A collection process simply executes the LUA script program that we created earlier, at regular intervals. The execution frequency should be lower than the lowest frequency of polling of the global variables.
To add a process (Process Audit), select the object in the directory LoriotPro, invoke the context menu (right click). Select "Insert Task" then "Advanced TCP / Audit Polling."
An alternative is to select the object LoriotPro in directory and then call the Properties otpions.
The configuration window is displayed.
Select "Process Audit" as "Polling Type".
Select the frequency of execution (1 seconds)
Make sure the checkbox "Enable Process" is checked.
In the "Process Audit", select "Audit ref" and the value 901. Or use the Wizard to select it.
In the "Parameter", enter the file name of the script program created in the previous phases.

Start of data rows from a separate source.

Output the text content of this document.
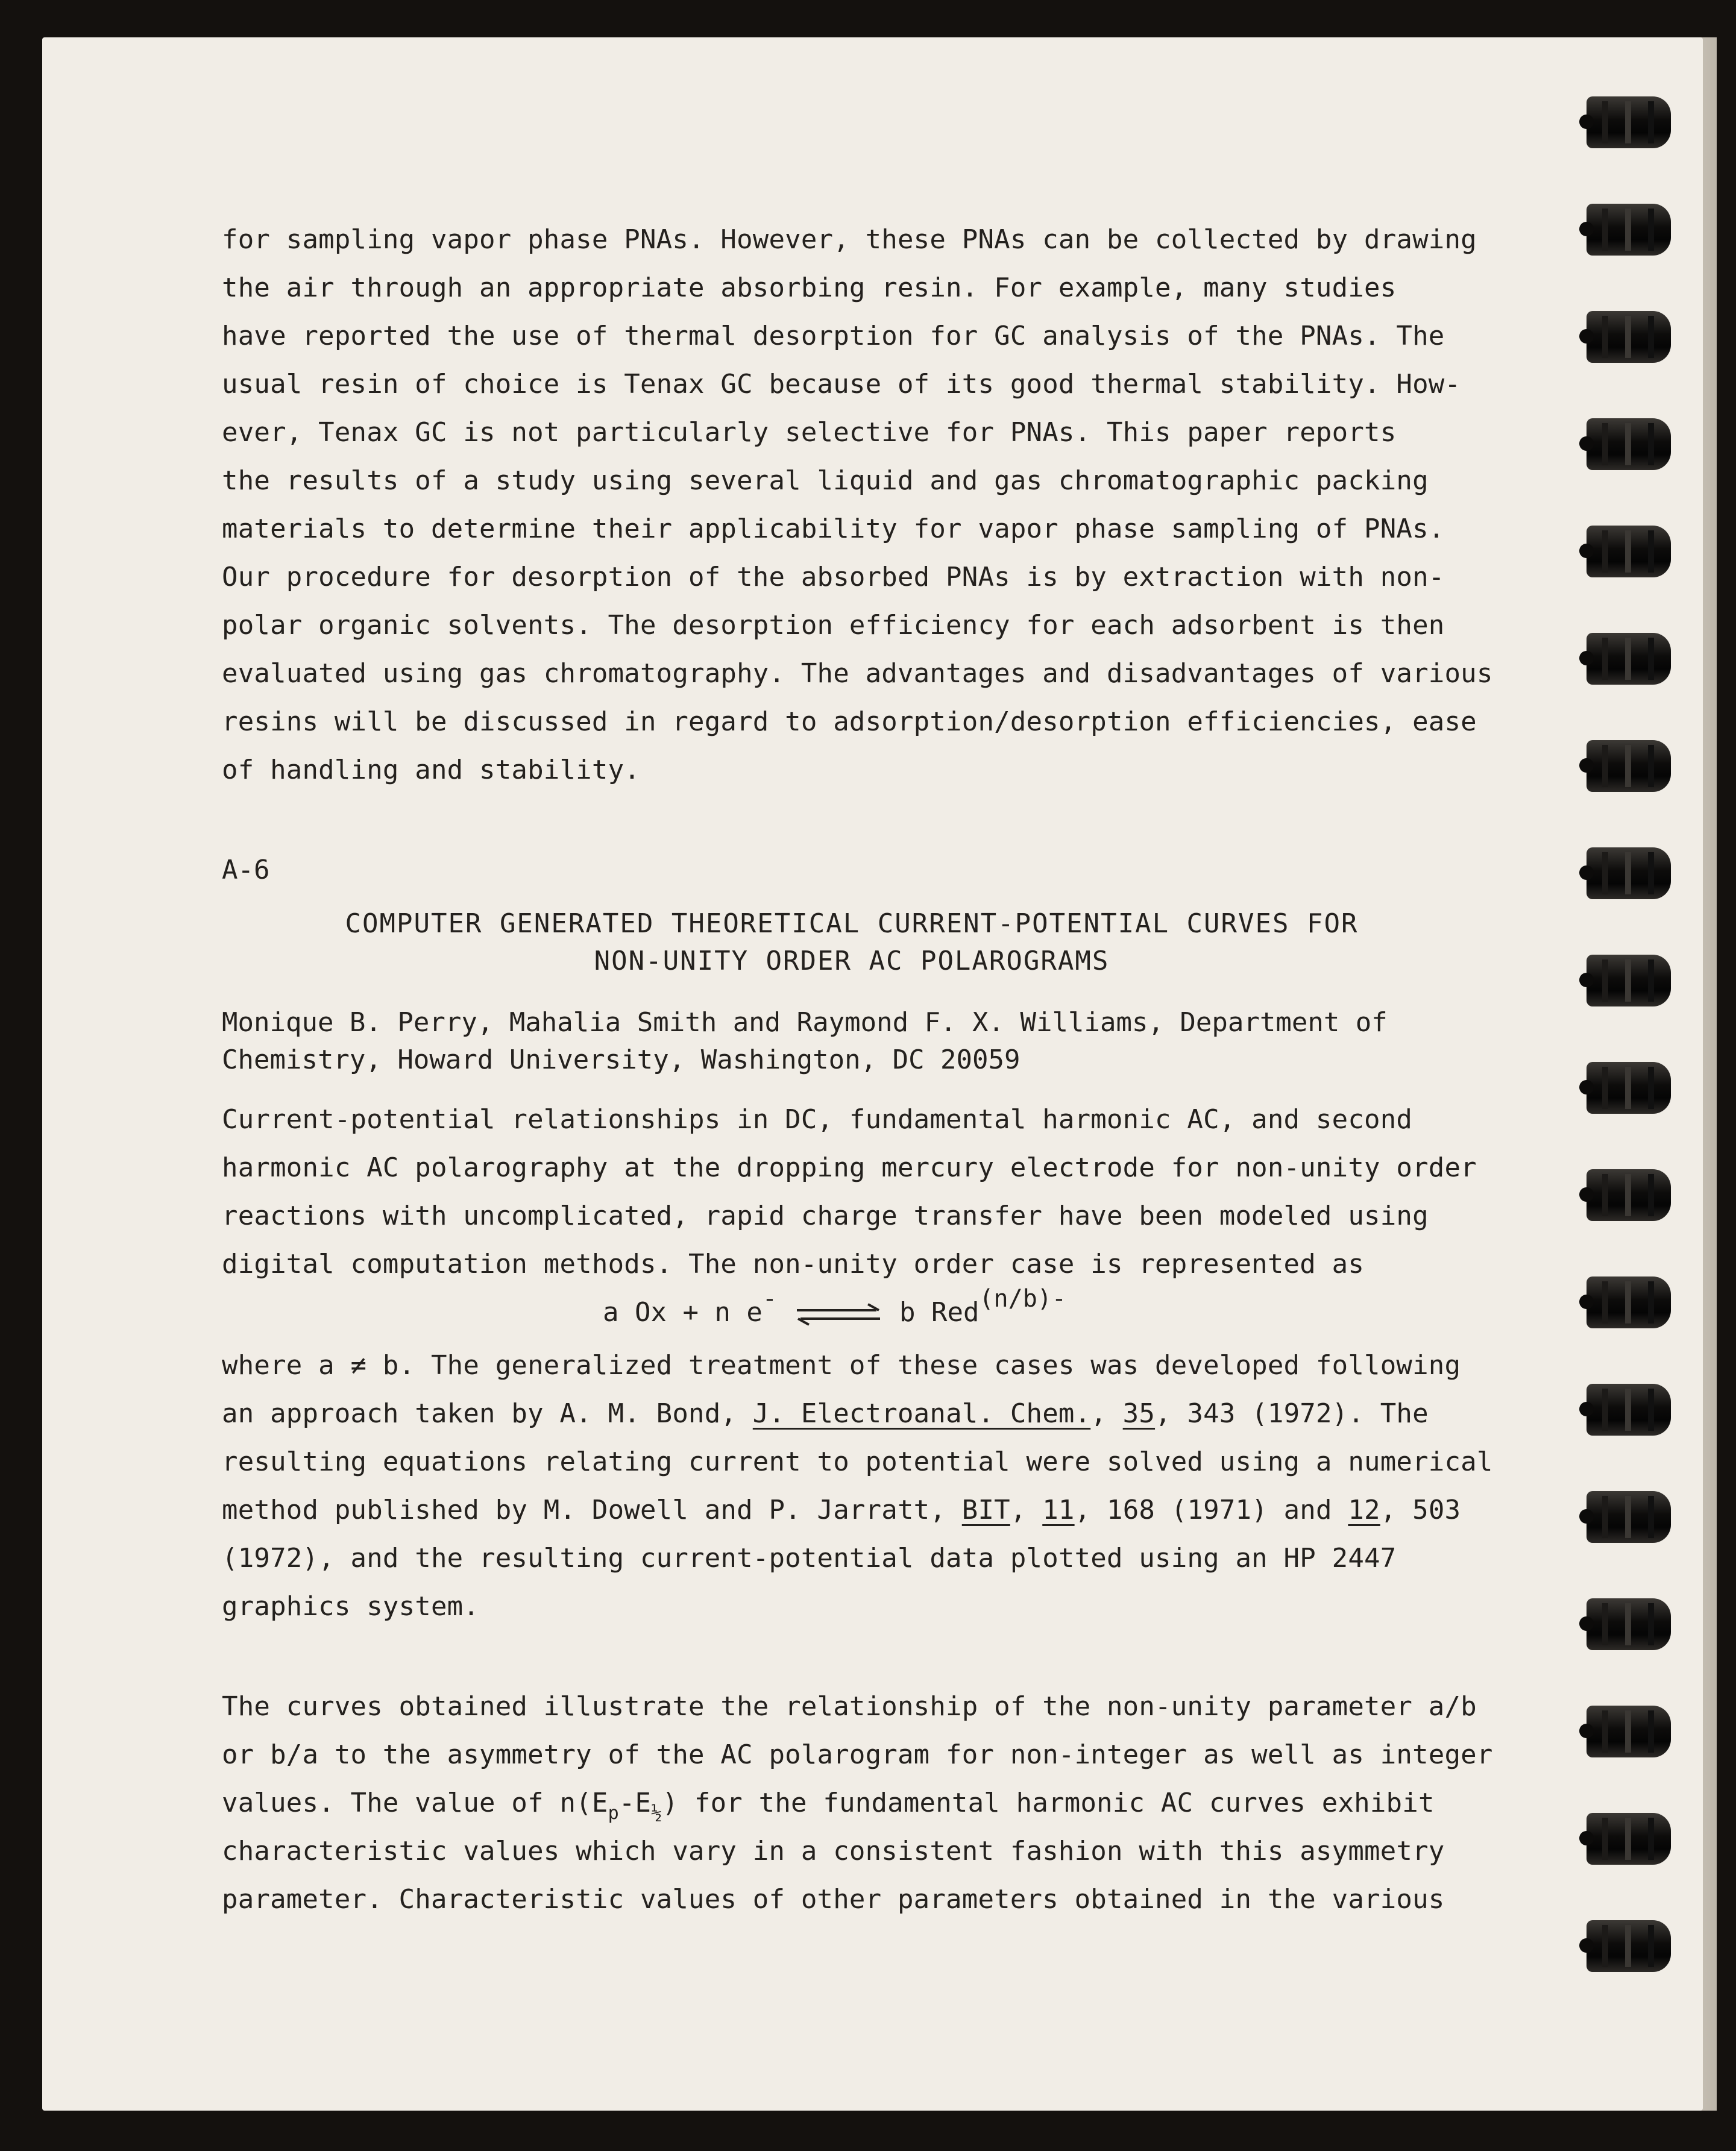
for sampling vapor phase PNAs. However, these PNAs can be collected by drawing
the air through an appropriate absorbing resin. For example, many studies
have reported the use of thermal desorption for GC analysis of the PNAs. The
usual resin of choice is Tenax GC because of its good thermal stability. How-
ever, Tenax GC is not particularly selective for PNAs. This paper reports
the results of a study using several liquid and gas chromatographic packing
materials to determine their applicability for vapor phase sampling of PNAs.
Our procedure for desorption of the absorbed PNAs is by extraction with non-
polar organic solvents. The desorption efficiency for each adsorbent is then
evaluated using gas chromatography. The advantages and disadvantages of various
resins will be discussed in regard to adsorption/desorption efficiencies, ease
of handling and stability.
A-6
COMPUTER GENERATED THEORETICAL CURRENT-POTENTIAL CURVES FOR
NON-UNITY ORDER AC POLAROGRAMS
Monique B. Perry, Mahalia Smith and Raymond F. X. Williams, Department of
Chemistry, Howard University, Washington, DC 20059
Current-potential relationships in DC, fundamental harmonic AC, and second
harmonic AC polarography at the dropping mercury electrode for non-unity order
reactions with uncomplicated, rapid charge transfer have been modeled using
digital computation methods. The non-unity order case is represented as
a Ox + n e- ⇌ b Red(n/b)-
where a ≠ b. The generalized treatment of these cases was developed following
an approach taken by A. M. Bond, J. Electroanal. Chem., 35, 343 (1972). The
resulting equations relating current to potential were solved using a numerical
method published by M. Dowell and P. Jarratt, BIT, 11, 168 (1971) and 12, 503
(1972), and the resulting current-potential data plotted using an HP 2447
graphics system.
The curves obtained illustrate the relationship of the non-unity parameter a/b
or b/a to the asymmetry of the AC polarogram for non-integer as well as integer
values. The value of $n(E_p-E_{\frac{1}{2}})$ for the fundamental harmonic AC curves exhibit
characteristic values which vary in a consistent fashion with this asymmetry
parameter. Characteristic values of other parameters obtained in the various
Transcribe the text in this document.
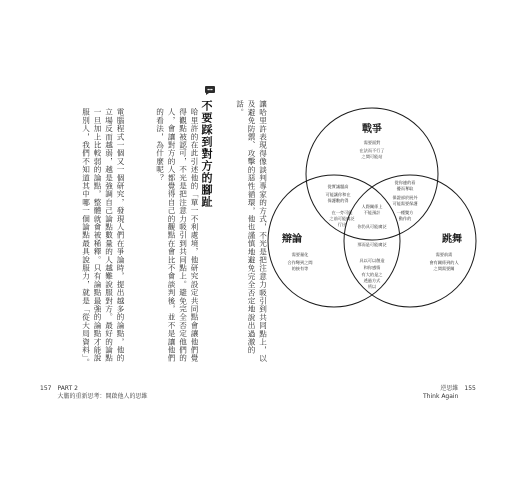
讓哈里許表現得像談判專家的方式，不光是把注意力吸引到共同點上，以及避免防禦、攻擊的惡性循環，他也謹慎地避免完全否定地說出過激的話。
不要踩到對方的腳趾
哈里許的在此引述他的「單一不利處境，他研究設定共同點會讓他們覺得觀點被認可，不光是把注意力吸引到共同點上。避免完全否定他們的人，會讓對方的人都覺得自己的觀點在會比不會談判後，並不是讓他們的看法，為什麼呢？
電腦程式一個又一個研究，發現人們在爭論時，提出越多的論點，他的立場反而越弱，越是強調自己論點數量的人越難說服對方。最好的論點一旦加上比較弱的論點，整體就會被稀釋。只有論點最強的論點才能說服別人，我們不知道其中哪一個論點最具說服力，就是「從大局資料」。
157 PART 2
大膽的重新思考：開啟他人的思維
戰爭
辯論	跳舞
需要面對
在法而不行了
之間可能站
從實議題高
可能讓你和在
保護數的得
從你連的看
優而奪取
保證部於展外
可能需要保護
一種雙方
動作的
人際關係上
不能預計
你仍具可能廣泛
在一旁可能
之前可能廣泛
行出
那而是可能廣泛
需要量化
合作彎到之間
的接有等
需要前需
會有關係到的人
之間需要關
具以可以創造
和你感情
有大的是之
透過方式
所以
逆思維
Think Again
155
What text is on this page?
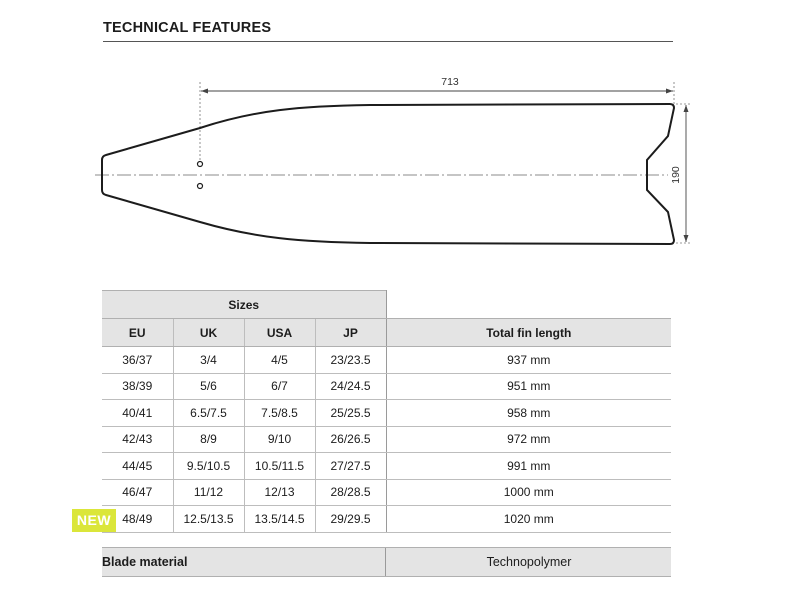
TECHNICAL FEATURES
713
190
Sizes				
EU	UK	USA	JP	Total fin length
36/37	3/4	4/5	23/23.5	937 mm
38/39	5/6	6/7	24/24.5	951 mm
40/41	6.5/7.5	7.5/8.5	25/25.5	958 mm
42/43	8/9	9/10	26/26.5	972 mm
44/45	9.5/10.5	10.5/11.5	27/27.5	991 mm
46/47	11/12	12/13	28/28.5	1000 mm
48/49	12.5/13.5	13.5/14.5	29/29.5	1020 mm
NEW
Blade material	Technopolymer
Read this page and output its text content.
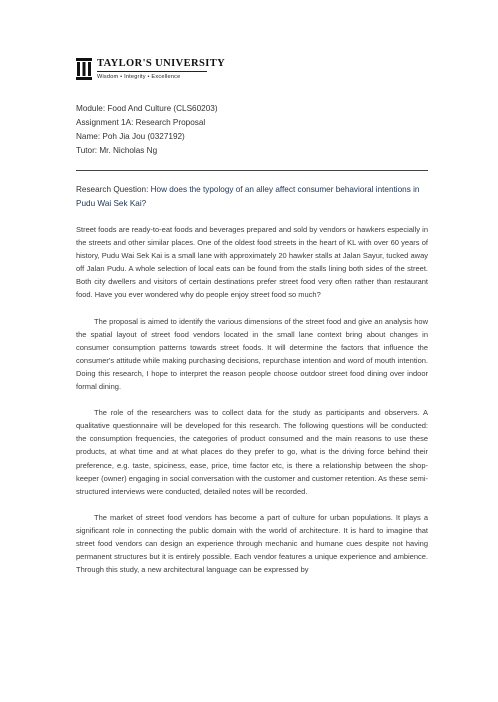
TAYLOR'S UNIVERSITY
Wisdom • Integrity • Excellence
Module: Food And Culture (CLS60203)
Assignment 1A: Research Proposal
Name: Poh Jia Jou (0327192)
Tutor: Mr. Nicholas Ng
Research Question: How does the typology of an alley affect consumer behavioral intentions in Pudu Wai Sek Kai?

Street foods are ready-to-eat foods and beverages prepared and sold by vendors or hawkers especially in the streets and other similar places. One of the oldest food streets in the heart of KL with over 60 years of history, Pudu Wai Sek Kai is a small lane with approximately 20 hawker stalls at Jalan Sayur, tucked away off Jalan Pudu. A whole selection of local eats can be found from the stalls lining both sides of the street. Both city dwellers and visitors of certain destinations prefer street food very often rather than restaurant food. Have you ever wondered why do people enjoy street food so much?

The proposal is aimed to identify the various dimensions of the street food and give an analysis how the spatial layout of street food vendors located in the small lane context bring about changes in consumer consumption patterns towards street foods. It will determine the factors that influence the consumer's attitude while making purchasing decisions, repurchase intention and word of mouth intention. Doing this research, I hope to interpret the reason people choose outdoor street food dining over indoor formal dining.

The role of the researchers was to collect data for the study as participants and observers. A qualitative questionnaire will be developed for this research. The following questions will be conducted: the consumption frequencies, the categories of product consumed and the main reasons to use these products, at what time and at what places do they prefer to go, what is the driving force behind their preference, e.g. taste, spiciness, ease, price, time factor etc, is there a relationship between the shop-keeper (owner) engaging in social conversation with the customer and customer retention. As these semi-structured interviews were conducted, detailed notes will be recorded.

The market of street food vendors has become a part of culture for urban populations. It plays a significant role in connecting the public domain with the world of architecture. It is hard to imagine that street food vendors can design an experience through mechanic and humane cues despite not having permanent structures but it is entirely possible. Each vendor features a unique experience and ambience. Through this study, a new architectural language can be expressed by
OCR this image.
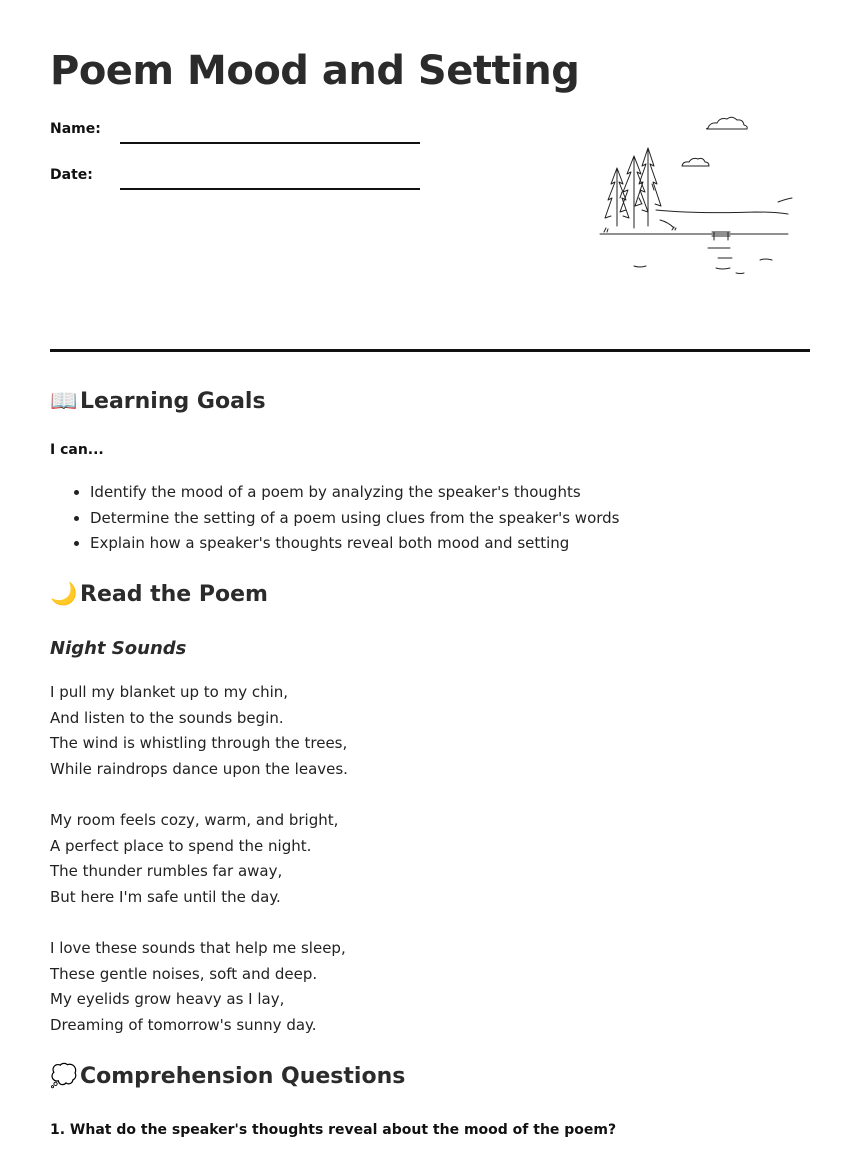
Poem Mood and Setting
Name:
Date:
📖 Learning Goals

I can...

• Identify the mood of a poem by analyzing the speaker's thoughts
• Determine the setting of a poem using clues from the speaker's words
• Explain how a speaker's thoughts reveal both mood and setting
🌙 Read the Poem
Night Sounds
I pull my blanket up to my chin,
And listen to the sounds begin.
The wind is whistling through the trees,
While raindrops dance upon the leaves.
My room feels cozy, warm, and bright,
A perfect place to spend the night.
The thunder rumbles far away,
But here I'm safe until the day.
I love these sounds that help me sleep,
These gentle noises, soft and deep.
My eyelids grow heavy as I lay,
Dreaming of tomorrow's sunny day.
💭 Comprehension Questions

1. What do the speaker's thoughts reveal about the mood of the poem?
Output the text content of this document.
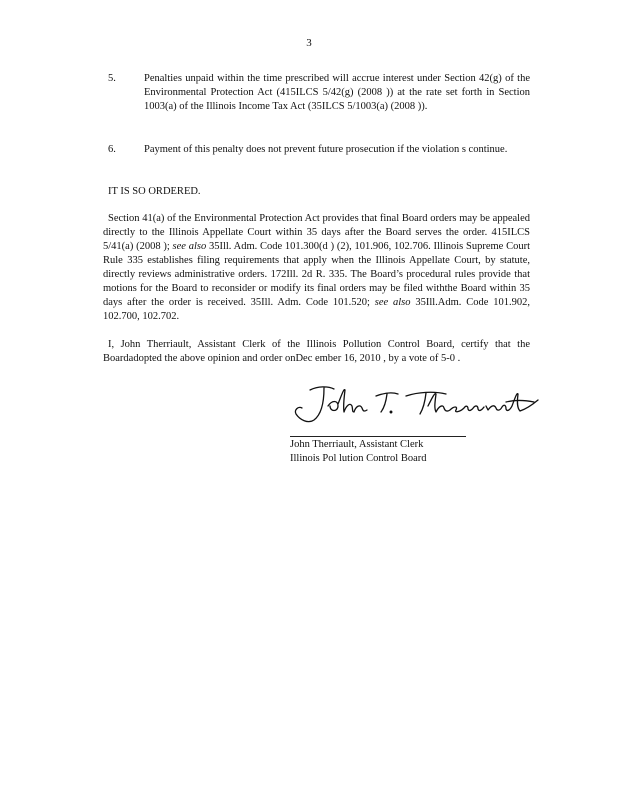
3
5.	Penalties unpaid within the time prescribed will accrue interest under Section 42(g) of the Environmental Protection Act (415ILCS 5/42(g) (2008 )) at the rate set forth in Section 1003(a) of the Illinois Income Tax Act (35ILCS 5/1003(a) (2008 )).
6.	Payment of this penalty does not prevent future prosecution if the violation s continue.
IT IS SO ORDERED.
Section 41(a) of the Environmental Protection Act provides that final Board orders may be appealed directly to the Illinois Appellate Court within 35 days after the Board serves the order. 415ILCS 5/41(a) (2008 ); see also 35Ill. Adm. Code 101.300(d ) (2), 101.906, 102.706. Illinois Supreme Court Rule 335 establishes filing requirements that apply when the Illinois Appellate Court, by statute, directly reviews administrative orders. 172Ill. 2d R. 335. The Board’s procedural rules provide that motions for the Board to reconsider or modify its final orders may be filed withthe Board within 35 days after the order is received. 35Ill. Adm. Code 101.520; see also 35Ill.Adm. Code 101.902, 102.700, 102.702.
I, John Therriault, Assistant Clerk of the Illinois Pollution Control Board, certify that the Boardadopted the above opinion and order onDec ember 16, 2010 , by a vote of 5-0 .
John Therriault, Assistant Clerk
Illinois Pol lution Control Board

Programs scripts are located in the directory / bin / config / script / LoriotPro
Leave by "OK", the process runs on
Several tools exist to control the functioning of collection process (process audit).
A window is dedicated to the control of the execution. It is accessible from the main menu option "Configure" option, then "Audit Process". This window also allows you to stop all active audit process.
Within the ActiveView, it is possible to have a state of all dynamic visual objects.
From the ActiveView Menu, select "Help" and then "Statistics".
The Active View of the LoriotPro management solution for the realization of Maps, synoptic, dashboard, react quickly to any status change in your network, your playout or broadcast facilities. With this powerful technical concept that the Global Variables are, hundreds of performance indicators, including SNMP, can be monitored in extremely short cycle times of a few hundred milliseconds.